Paralelamente, os novos e contemporâneos consideravam-se a nova expressão do circo em oposição ao que era velho. Passaram a defender o protagonismo da tão esperada renovação da linguagem – na época (1970-80), vários dos espetáculos que se apresentavam na capital paulista se repetiam e não agradavam uma parte dos alunos recém-iniciados nas escolas de circo. Aqueles alunos esqueciam-se de que o circo sempre tinha sido “novo”, sempre tinha sido “contemporâneo” a seu tempo, já que sempre respondeu e assimilou as inovações técnicas, estéticas e de gênero artístico, bem como a mistura de linguagens que, de certa forma, caracterizam muitos grupos contemporâneos. O circo sempre foi uma arte miscigenada, múltipla e generosa, que aceita quase tudo. Não nos esqueçamos: ele surgiu da mistura do teatro com a acrobacia, os saltimbancos e apresentações militares com animais.
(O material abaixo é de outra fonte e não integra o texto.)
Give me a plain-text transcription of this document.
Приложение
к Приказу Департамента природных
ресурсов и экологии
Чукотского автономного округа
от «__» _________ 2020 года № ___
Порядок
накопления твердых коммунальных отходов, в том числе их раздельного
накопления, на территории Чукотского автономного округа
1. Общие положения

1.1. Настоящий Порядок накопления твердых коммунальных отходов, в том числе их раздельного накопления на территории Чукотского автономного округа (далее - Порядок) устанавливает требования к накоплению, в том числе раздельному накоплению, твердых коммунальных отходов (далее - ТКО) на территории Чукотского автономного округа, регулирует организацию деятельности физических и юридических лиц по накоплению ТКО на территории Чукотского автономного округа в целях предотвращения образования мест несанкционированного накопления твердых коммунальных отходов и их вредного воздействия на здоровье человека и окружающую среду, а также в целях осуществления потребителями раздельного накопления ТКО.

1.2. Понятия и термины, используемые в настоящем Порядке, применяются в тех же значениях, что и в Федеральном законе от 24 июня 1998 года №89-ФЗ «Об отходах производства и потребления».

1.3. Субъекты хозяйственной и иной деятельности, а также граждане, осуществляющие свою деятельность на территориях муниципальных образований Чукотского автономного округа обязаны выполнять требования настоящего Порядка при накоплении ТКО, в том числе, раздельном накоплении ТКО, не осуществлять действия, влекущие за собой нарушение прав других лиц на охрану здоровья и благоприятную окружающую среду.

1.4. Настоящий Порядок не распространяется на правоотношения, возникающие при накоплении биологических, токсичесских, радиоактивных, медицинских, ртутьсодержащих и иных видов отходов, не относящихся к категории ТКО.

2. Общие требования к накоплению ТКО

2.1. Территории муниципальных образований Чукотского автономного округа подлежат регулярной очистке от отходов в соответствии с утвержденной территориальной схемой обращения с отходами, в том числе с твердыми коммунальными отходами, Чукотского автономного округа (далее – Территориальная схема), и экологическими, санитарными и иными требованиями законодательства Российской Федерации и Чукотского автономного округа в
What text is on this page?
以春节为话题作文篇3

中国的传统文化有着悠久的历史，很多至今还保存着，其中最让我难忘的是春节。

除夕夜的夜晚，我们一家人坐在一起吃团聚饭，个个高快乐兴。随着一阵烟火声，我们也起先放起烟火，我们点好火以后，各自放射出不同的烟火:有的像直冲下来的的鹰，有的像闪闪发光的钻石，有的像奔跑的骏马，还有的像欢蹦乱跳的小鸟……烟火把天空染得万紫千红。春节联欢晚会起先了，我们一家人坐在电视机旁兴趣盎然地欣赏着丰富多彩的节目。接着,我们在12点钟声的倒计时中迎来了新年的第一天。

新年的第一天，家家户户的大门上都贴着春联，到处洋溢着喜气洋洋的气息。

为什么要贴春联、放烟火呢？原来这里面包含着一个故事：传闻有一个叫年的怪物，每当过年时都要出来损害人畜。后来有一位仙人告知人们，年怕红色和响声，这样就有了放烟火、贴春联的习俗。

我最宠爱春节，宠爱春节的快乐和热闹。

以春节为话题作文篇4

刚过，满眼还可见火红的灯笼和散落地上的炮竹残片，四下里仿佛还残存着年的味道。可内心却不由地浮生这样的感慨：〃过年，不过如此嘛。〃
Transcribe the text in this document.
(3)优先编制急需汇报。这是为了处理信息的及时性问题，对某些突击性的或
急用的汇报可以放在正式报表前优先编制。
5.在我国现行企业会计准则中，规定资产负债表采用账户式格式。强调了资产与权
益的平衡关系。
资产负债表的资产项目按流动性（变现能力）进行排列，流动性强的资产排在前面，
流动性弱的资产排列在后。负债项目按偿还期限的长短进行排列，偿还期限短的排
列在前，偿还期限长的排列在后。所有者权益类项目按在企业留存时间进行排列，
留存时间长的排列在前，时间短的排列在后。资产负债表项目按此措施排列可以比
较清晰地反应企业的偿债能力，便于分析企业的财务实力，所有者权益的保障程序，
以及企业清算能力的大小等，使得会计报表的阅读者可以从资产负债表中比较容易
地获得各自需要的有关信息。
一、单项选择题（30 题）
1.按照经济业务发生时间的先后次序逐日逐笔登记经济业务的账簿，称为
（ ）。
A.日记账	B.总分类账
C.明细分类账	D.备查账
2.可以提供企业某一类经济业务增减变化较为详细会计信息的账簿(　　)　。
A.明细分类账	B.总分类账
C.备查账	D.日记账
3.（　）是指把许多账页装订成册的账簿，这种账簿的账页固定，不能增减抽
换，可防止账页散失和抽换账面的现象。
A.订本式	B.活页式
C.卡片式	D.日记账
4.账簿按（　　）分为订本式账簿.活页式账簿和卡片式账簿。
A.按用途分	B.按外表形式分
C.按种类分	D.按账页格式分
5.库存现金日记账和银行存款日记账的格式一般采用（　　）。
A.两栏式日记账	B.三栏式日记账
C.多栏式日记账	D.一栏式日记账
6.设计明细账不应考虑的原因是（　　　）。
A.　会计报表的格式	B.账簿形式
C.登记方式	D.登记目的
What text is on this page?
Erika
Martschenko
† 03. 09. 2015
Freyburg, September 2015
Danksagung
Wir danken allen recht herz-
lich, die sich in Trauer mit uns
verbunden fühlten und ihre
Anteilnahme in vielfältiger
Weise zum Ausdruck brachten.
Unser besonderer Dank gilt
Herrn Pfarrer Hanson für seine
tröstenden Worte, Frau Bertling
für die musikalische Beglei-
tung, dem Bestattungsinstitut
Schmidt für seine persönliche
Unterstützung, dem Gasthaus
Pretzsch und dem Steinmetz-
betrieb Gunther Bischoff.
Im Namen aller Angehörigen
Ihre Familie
O circo é múltiplo, misturado, diverso, diferente e generoso. Generoso como modo de produção, como linguagem artística, como grupo social

Em 1997, uma matéria no jornal O Estado de S. Paulo falava sobre o Novo Circo, que chegava ao Brasil com a companhia de Pierrot Bidon, em projeto no Rio de Janeiro.  O texto enfureceu circenses não só de São Paulo, mas do próprio Rio de Janeiro. O jornalista dizia: “O Novo Circo, movimento de renovação surgido na França na década de 1970, vai poder ser conhecido pelos brasileiros a partir deste ano”. Para nós, circenses brasileiros, era inaceitável que nem o jornalista nem o respeitável artista francês soubessem das inúmeras companhias brasileiras que já faziam sucesso no Brasil, chamando-se de “circo novo”.

Dois anos depois, em 1999, um grupo de circenses “novos”, envolvidos na recente fundação da Central do Circo, organizou, junto ao Sesc Belenzinho, em São Paulo (SP), o Circonferência – Festival de Circo Novo. No evento, foram apresentadas todas as companhias atuantes de circo “novo” de que a curadoria tinha notícia até o momento. Foi um marco na história do circo paulista e brasileiro (vieram companhias de todo o país). Nos debates, discutiram-se rótulos, e foi sugerido que éramos “contemporâneos”, em oposição aos “clássicos”, e não “novos”, em oposição aos “velhos”. Ficou clara a inadequação do título do festival, nunca usado novamente.

Em 2017, foi fundado em São Paulo um movimento político chamado “Circo Diverso”, para que os circenses não itinerantes de lona tivessem representação política e pudessem participar e atuar nas políticas públicas, demandando principalmente que somente nós (eu faço parte do movimento) pudéssemos avaliar projetos com as nossas características, da mesma maneira que somente os “tradicionais”, ou “itinerantes de lona”, possam analisar projetos de circos itinerantes. Trata-se de um movimento contra a exclusão. Até hoje a disputa segue, com muitos capítulos que escancaram o debate: o circo é múltiplo, misturado, diverso, diferente e generoso. Generoso como modo de produção, como linguagem artística, como grupo social. O circo é diverso.

Rodrigo Matheus é diretor de espetáculos circenses e professor de circo e teatro licenciado pela Faculdade Paulista de Artes – FPA. É ainda fundador e diretor do Circo Mínimo (1988), do Centro de Formação Profissional em Artes Circenses (Cefac, 2003 a 2011) e da Central do Circo (1999 a 2004).